A la altura de su codo había un teléfono colgado de la pared. De inmediato lo descolgó:
– Póngame con Higgs.
– Sí, señor -le contestó la voz de Barrie, y Kitner lo oyó marcar un código rápido en su teclado. En cuestión de segundos su jefe de seguridad se puso al teléfono:
– Higgs, señor.
– Quiero saber dónde están ahora mismo Alexander Cabrera y la baronesa. Cuando los encuentre, póngalos bajo vigilancia de inmediato. Utilice todos los hombres que considere necesarios. Quiero saber dónde van, con quién se encuentran y lo que hacen. Hasta nueva orden, quiero saber exactamente dónde están las veinticuatro horas del día.

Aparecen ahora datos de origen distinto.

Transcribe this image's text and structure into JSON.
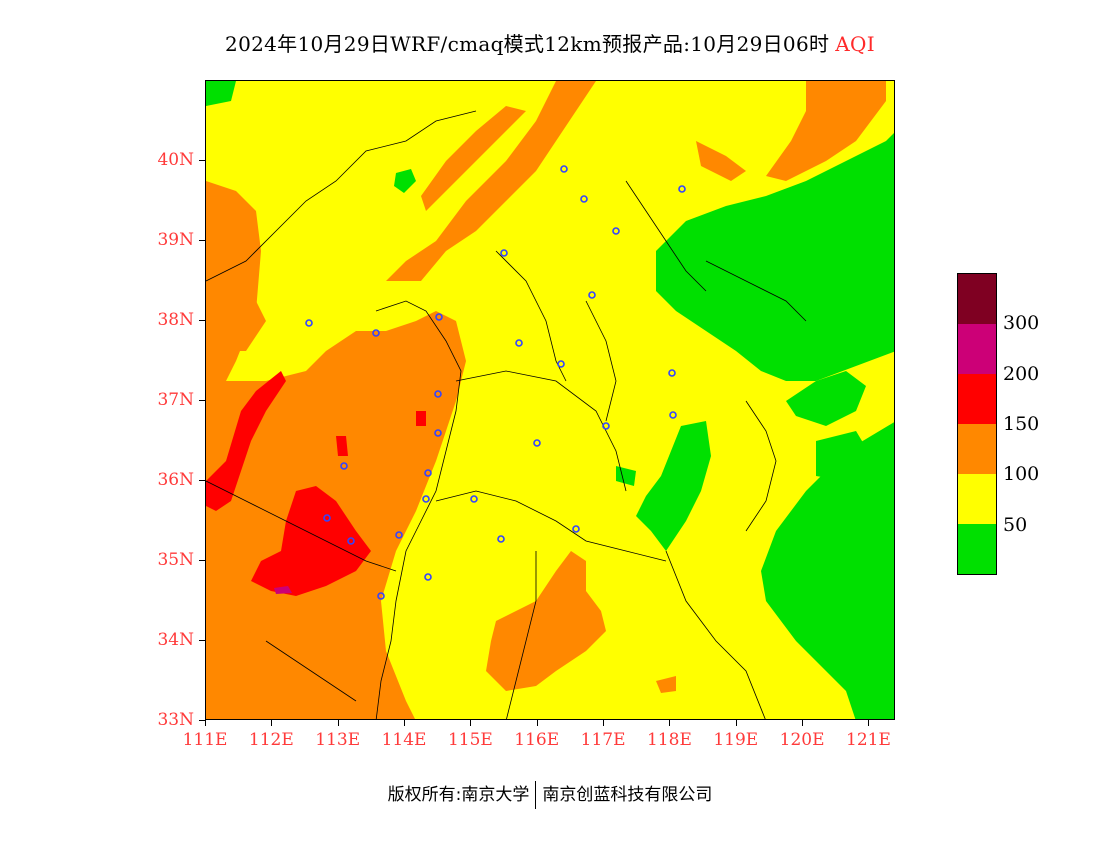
{
  "title": {
    "main": "2024年10月29日WRF/cmaq模式12km预报产品:10月29日06时",
    "variable": "AQI",
    "variable_color": "#ff2a2a"
  },
  "map": {
    "lon_range": [
      111,
      121.4
    ],
    "lat_range": [
      33,
      41
    ],
    "lat_labels": [
      "33N",
      "34N",
      "35N",
      "36N",
      "37N",
      "38N",
      "39N",
      "40N"
    ],
    "lon_labels": [
      "111E",
      "112E",
      "113E",
      "114E",
      "115E",
      "116E",
      "117E",
      "118E",
      "119E",
      "120E",
      "121E"
    ],
    "label_color": "#ff3a3a"
  },
  "legend": {
    "levels": [
      {
        "label": "",
        "color": "#7f0022"
      },
      {
        "label": "300",
        "color": "#cc0077"
      },
      {
        "label": "200",
        "color": "#ff0000"
      },
      {
        "label": "150",
        "color": "#ff8800"
      },
      {
        "label": "100",
        "color": "#ffff00"
      },
      {
        "label": "50",
        "color": "#00e000"
      }
    ],
    "boundary_labels": [
      "300",
      "200",
      "150",
      "100",
      "50"
    ]
  },
  "footer": {
    "copyright": "版权所有:南京大学",
    "company": "南京创蓝科技有限公司"
  }
}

– Llevará un poco de tiempo, señor.
– Pues entonces no lo malgaste. -Kitner colgó. Por primera vez desde el asesinato de su hijo Paul, se sentía presa del pánico y vulnerable. Si se estaba comportando con locura o paranoia, no importaba: se enfrentaba a una loca.
61
Hôtel Saint Orange. A la misma hora, 18:45 h
– Hábleme de Kitner. -Nick Marten se inclinaba sobre el pequeño escritorio de Kovalenko, con toda su atención concentrada en el ruso-. Es un Romanov pero no utiliza el nombre. Y tiene un hijo que vive en Argentina y que utiliza un apellido español.
Kovalenko se sirvió un dedo más de vodka en el vaso y lo dejó reposar.
– Kitner se divorció de la madre de Cabrera antes de que éste naciera, y en el mismo año se casó con su actual esposa, Luisa, prima del rey Juan Carlos de España. Catorce meses más tarde, la madre de Cabrera se ahogó en un accidente naval en Italia y…
– ¿Su madre? ¿Quién era?
– Cuando Kitner la conoció estudiaba en la universidad. En cualquier caso, a su muerte, su hermana se convirtió en su tutora legal. Poco después, la hermana se casó con un filántropo francés, aristócrata y muy rico. Más tarde, cuando Cabrera entraba justo en la adolescencia, se lo llevó a vivir en una hacienda que tenía en Argentina. Él mismo adoptó el apellido Cabrera, supuestamente en honor al fundador de la ciudad de Córdoba.
– ¿Por qué Argentina?
– No lo sé.
– ¿Sabe Cabrera que Kitner es su padre?
– Eso tampoco lo sé.
– ¿Sabe que es un Romanov?
– Lo mismo le digo.
Marten miró a Kovalenko unos instantes y luego señaló el ordenador portátil del ruso.
– Tiene un buen disco duro; ¿mucha memoria?
– ¿Qué quiere decir?
– Si, como ha dicho, era a Kitner a quien Raymond pretendía matar, probablemente tenga usted un archivo sobre él en su base de datos, ¿no es cierto?
– Sí.
– Y probablemente contenga todo tipo de información, tal vez hasta fotos de Kitner y su familia. Y puesto que Cabrera pertenece a esa familia, puede que además tenga una foto de él. Si nos creemos las notas de Halliday, podemos suponer que se ha sometido a una operación de cirugía plástica. Tal vez severa, tal vez no. Sé que tenemos una foto de Raymond; si usted tiene una de Cabrera -Marten sonrió sólo un poco- las comparamos y vemos si cuadran.
– Parece usted convencido de que Raymond Thorne y Alexander Cabrera son la misma persona-Y usted parece convencido de lo contrario. Hasta si fueran tan distintos como el día y la noche, al menos me podría hacer una idea del aspecto de Cabrera. Es una pregunta sencilla, inspector. ¿Tiene usted una foto de Alexander Cabrera o no?
62
El mismo jueves 16 de enero, 19:00 h
Las calles de París estaban casi desiertas y casi intransitables por la fuerte nevada cuando Octavio giró con el Alfa Romeo por la avenida Georges V y se puso a buscar la casa del número 55.
Sentada detrás de él, la gran duquesa Catalina miró a su hijo, y luego a su madre, sentada en medio de ellos. Su mirada se perdió luego por las calles cubiertas de nieve. Ésta sería la última vez que viajaban de esa manera -anónimos, en un coche anodino, casi como si fueran fugitivos.